Jim Isermann’s Failed Ideals is composed of six stained-glass windows installed into the portholes of the station pylons. Each window design is based on architectural details, some lost and some surviving, found in the City of Long Beach: from Arts and Crafts bungalows to the Pike; from classic movie palaces to the lost signage of drive-in theaters; from fifties concrete block and linoleum patterns to 1960’s remodeled facades of much older buildings. The architectural references recall the lost optimism and failed ideals of their time.
“I am interested in utopian solutions that blur the distinction between art and design through utilitarian application. For seven years I have hand-crafted a series of work: latch hook rugs, stained glass, hand-pieced fabric and hand-loomed weavings. These crafts, once a part of everyday life, have fallen into hobby shop dilution. The pathos of obsolete populist ideals are translated into handiwork. The handiwork returns these crafts to a fine art context and restores their lost ideals.”
About the Artist
JIM ISERMANN (b. 1955, Kenosha, Wisconsin) earned a Bachelor of Fine Arts from the University of Wisconsin–Milwaukee and a Master of Fine Arts from California Institute of the Arts.
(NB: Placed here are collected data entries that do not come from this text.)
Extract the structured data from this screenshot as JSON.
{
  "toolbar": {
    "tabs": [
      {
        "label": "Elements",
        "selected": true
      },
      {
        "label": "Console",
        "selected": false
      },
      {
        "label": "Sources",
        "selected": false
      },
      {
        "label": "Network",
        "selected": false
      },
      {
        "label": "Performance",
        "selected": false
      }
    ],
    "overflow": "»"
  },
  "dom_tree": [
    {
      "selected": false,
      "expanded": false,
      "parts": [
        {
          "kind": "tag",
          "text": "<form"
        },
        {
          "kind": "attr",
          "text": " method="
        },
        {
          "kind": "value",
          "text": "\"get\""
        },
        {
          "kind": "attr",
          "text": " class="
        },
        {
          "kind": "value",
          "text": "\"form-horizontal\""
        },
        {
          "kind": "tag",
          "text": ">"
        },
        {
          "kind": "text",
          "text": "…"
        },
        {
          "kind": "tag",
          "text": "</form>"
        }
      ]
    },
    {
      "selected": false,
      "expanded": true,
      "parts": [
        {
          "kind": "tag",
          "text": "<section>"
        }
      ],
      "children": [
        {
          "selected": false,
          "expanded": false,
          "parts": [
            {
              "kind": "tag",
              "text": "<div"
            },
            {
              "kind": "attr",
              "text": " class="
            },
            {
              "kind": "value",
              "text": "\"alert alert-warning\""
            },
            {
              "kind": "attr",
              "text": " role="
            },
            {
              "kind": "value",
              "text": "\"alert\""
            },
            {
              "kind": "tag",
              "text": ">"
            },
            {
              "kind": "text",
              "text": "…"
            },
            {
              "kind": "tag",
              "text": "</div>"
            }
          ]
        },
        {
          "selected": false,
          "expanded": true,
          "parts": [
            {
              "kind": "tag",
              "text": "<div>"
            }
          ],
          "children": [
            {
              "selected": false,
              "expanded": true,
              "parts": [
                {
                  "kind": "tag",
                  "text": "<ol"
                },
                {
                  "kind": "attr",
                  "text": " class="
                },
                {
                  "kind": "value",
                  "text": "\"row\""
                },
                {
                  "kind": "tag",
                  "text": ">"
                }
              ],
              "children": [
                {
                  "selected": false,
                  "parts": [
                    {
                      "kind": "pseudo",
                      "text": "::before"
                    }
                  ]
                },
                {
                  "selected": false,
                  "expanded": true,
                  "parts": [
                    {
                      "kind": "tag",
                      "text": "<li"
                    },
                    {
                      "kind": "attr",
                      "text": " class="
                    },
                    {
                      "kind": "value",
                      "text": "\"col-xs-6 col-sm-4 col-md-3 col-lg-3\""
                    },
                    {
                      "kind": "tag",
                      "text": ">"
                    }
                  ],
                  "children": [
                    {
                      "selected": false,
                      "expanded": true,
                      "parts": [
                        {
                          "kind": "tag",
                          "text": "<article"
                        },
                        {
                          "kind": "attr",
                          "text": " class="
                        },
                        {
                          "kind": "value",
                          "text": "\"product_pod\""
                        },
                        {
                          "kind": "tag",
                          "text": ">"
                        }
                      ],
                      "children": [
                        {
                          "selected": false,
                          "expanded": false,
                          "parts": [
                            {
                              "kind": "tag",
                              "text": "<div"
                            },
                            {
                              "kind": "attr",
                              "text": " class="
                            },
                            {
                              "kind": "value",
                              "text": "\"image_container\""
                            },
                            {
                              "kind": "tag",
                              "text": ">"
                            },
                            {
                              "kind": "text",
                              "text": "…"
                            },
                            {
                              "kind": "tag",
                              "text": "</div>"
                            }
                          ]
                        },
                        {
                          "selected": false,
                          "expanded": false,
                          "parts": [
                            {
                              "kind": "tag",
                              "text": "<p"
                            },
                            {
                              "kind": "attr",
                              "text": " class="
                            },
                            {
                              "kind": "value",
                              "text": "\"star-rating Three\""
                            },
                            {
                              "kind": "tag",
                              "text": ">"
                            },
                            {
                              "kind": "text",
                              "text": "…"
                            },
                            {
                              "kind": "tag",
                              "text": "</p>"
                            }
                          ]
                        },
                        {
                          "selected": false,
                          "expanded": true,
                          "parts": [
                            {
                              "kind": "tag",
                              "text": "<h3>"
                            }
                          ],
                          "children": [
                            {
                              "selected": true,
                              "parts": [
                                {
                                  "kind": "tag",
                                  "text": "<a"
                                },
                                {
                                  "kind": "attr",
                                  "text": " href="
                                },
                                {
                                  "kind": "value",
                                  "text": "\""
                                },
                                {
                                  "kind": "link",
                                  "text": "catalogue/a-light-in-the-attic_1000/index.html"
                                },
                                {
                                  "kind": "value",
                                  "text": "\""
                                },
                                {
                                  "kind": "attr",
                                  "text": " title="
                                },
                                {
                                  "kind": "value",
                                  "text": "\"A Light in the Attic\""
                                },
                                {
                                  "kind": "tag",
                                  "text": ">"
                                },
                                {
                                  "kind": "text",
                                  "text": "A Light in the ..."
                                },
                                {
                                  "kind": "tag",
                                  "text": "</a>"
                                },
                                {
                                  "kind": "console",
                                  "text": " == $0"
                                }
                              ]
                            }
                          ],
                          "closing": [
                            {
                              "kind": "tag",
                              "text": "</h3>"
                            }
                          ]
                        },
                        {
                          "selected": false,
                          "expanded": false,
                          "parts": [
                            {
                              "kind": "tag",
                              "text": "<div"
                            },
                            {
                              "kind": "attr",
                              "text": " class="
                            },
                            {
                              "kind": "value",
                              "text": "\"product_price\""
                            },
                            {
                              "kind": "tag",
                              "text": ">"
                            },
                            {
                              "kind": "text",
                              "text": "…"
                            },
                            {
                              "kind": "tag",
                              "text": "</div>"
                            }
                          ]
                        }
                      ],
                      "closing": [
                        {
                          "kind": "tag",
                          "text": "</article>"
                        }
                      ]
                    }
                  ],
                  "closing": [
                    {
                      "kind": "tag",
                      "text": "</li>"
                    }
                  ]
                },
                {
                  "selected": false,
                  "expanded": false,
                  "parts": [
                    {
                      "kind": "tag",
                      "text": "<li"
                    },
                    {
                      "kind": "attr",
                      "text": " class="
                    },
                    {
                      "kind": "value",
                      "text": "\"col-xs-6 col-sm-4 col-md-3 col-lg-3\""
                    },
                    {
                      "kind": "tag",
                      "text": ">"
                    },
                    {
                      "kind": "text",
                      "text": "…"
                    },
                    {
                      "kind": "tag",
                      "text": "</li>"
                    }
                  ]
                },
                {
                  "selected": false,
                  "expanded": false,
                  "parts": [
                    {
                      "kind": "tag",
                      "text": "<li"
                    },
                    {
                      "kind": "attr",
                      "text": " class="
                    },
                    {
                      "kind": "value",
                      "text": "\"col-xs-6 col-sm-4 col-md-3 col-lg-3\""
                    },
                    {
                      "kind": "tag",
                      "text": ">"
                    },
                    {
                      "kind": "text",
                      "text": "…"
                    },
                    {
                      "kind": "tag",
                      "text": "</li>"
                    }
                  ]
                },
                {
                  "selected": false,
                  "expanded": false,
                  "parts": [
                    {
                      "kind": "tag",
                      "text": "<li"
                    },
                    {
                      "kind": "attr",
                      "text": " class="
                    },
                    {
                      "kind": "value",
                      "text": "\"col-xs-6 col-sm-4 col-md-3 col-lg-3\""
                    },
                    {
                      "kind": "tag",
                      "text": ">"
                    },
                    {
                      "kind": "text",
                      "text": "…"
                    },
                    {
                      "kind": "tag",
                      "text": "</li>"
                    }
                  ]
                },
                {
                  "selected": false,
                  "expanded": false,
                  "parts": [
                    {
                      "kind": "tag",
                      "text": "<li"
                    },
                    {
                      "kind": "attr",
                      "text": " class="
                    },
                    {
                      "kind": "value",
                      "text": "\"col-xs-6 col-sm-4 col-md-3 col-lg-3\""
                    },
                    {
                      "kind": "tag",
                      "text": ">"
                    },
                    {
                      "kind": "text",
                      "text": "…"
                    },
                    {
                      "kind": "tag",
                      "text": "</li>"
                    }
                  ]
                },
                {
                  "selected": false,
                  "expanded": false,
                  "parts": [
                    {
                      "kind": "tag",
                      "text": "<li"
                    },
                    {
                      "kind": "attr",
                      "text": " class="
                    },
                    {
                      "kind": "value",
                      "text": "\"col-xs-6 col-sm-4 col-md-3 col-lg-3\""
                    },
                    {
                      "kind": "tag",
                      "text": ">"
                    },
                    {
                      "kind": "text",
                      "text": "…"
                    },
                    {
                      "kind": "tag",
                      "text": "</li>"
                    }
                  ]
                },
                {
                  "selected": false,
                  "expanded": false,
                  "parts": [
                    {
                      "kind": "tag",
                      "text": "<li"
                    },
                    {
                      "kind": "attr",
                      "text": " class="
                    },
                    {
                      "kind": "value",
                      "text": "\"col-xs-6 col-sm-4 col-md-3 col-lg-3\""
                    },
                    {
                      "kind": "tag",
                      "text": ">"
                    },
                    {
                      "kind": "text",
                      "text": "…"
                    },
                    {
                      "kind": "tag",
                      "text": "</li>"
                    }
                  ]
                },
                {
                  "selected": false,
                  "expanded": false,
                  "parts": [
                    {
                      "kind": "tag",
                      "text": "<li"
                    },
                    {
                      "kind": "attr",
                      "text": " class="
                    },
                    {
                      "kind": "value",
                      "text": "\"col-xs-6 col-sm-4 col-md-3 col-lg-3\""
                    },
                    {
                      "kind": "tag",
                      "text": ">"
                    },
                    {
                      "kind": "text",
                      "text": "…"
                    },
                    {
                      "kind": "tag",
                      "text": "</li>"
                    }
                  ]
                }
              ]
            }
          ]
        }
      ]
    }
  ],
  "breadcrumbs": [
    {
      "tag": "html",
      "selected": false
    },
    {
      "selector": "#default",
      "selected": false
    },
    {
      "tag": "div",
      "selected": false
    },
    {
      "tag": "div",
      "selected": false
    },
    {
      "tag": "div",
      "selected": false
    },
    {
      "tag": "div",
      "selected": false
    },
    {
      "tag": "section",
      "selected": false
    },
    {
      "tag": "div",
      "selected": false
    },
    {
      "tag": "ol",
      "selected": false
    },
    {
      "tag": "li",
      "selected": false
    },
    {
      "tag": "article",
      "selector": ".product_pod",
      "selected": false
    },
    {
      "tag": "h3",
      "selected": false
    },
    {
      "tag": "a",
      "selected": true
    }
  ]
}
His work has been exhibited extensively in the United States and Europe and is held in the permanent collections of the Los Angeles County Museum of Art, the Museum of Contemporary Art, Chicago, and the Museum of Modern Art, among others. Isermann has been awarded grants from Art Matters, the California Community Foundation, the John Simon Guggenheim Memorial Foundation and the National Endowment for the Arts. He has completed public commissions for the Dallas Cowboys stadium in Texas, Ohio State University and Princeton University, to name a few.